Because all of the claims of ineffective assistance of trial counsel are meritless, the state court's decision so holding was not contrary to or an unreasonable application of clearly established federal law. See 28 U.S.C. § 2254(d).

3. Claims of Ineffective Assistance of Appellate Counsel

In his first letter seeking leave to appeal to the Court of Appeals, Brown claimed that his appellate counsel was ineffective. See Aff. in Support at 2-3. Brown did not exhaust this claim, however, by submitting a coram nobis application to the Appellate Division -- an application that was a specific condition of the existence of the stay contained in this Court's April 15 Order. See April 15 Order at 1-3. The order informed Brown that "[c]laims alleging ineffective assistance of appellate counsel must be presented to the Appellate Division through an application for writ of coram nobis," and gave a May 27, 2005, deadline for presenting such claims. See April 15 Order at 1-2; see generally Zarvela v. Artuz, 254 F.3d 374, 381 (2d Cir.), cert. denied, 534 U.S. 1015 (2001). While the Order at one point makes reference to Brown filing "either" an application for section 440.10 relief "or" a coram nobis application, id. at 2, any confusion on this score was eliminated after Brown sent a letter stating that he had submitted a motion to vacate his conviction under section 440.10. In endorsing that letter, which made no reference to an application for a writ of error coram nobis, the Court stated that "if no application for writ of error coram nobis is made to the Appellate Division by May 27, 2005, any such claim in the petition will be deemed withdrawn." See May 11 Order. Because Brown did not file a coram nobis application by May 27, 2005, the claim of ineffective assistance of appellate counsel should be deemed withdrawn.*fn3

In any event, the claim would have to be denied since Brown has not identified any claims of merit with respect to the conduct of his trial proceedings. Obviously, "[t]he failure to include a meritless argument [on appeal] does not fall outside the 'wide range of professionally competent assistance' to which Petitioner was entitled." Aparicio, 269 F.3d at 99.

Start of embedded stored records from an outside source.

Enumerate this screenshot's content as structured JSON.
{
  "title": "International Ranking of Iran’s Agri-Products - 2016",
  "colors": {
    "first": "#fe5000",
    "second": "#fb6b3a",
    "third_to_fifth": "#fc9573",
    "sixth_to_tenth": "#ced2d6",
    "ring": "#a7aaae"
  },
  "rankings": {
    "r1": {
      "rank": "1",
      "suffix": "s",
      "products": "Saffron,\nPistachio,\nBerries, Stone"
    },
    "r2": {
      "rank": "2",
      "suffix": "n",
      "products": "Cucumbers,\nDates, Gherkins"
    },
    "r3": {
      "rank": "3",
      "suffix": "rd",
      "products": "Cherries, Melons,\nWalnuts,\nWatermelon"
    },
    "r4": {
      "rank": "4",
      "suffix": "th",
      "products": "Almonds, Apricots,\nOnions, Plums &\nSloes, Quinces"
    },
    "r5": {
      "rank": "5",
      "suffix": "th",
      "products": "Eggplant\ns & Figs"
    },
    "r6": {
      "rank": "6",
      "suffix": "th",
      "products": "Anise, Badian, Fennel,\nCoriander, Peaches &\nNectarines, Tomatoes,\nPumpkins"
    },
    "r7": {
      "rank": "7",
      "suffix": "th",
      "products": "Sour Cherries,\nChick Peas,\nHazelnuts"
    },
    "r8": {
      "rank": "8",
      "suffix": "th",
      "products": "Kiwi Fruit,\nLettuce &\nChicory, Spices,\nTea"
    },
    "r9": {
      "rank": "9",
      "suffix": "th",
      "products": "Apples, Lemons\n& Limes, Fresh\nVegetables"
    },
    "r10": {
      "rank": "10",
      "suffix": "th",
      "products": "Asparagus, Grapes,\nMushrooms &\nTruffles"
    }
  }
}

For the foregoing reasons, Brown's petition should be denied.


Pursuant to 28 U.S.C. § 636(b)(1) and Rule 72(b) of the Federal Rules of Civil Procedure, the parties have ten (10) days from service of this Report and Recommendation to serve and file any objections. See also Fed. R. Civ. P. 6(a), (e). Such objections (and any responses to objections) shall be filed with the Clerk of the Court, with copies sent to the Hon. Paul A. Crotty at 40 Centre Street, New York, New York 10007, and to the undersigned at the same address. Any request for an extension of time to file objections must be directed to Judge Crotty. If a party fails to file timely objections, that party will not be permitted to raise any objections to this Report and Recommendation on appeal. See Thomas v. Arn, 474 U.S. 140, 144-45 (1985).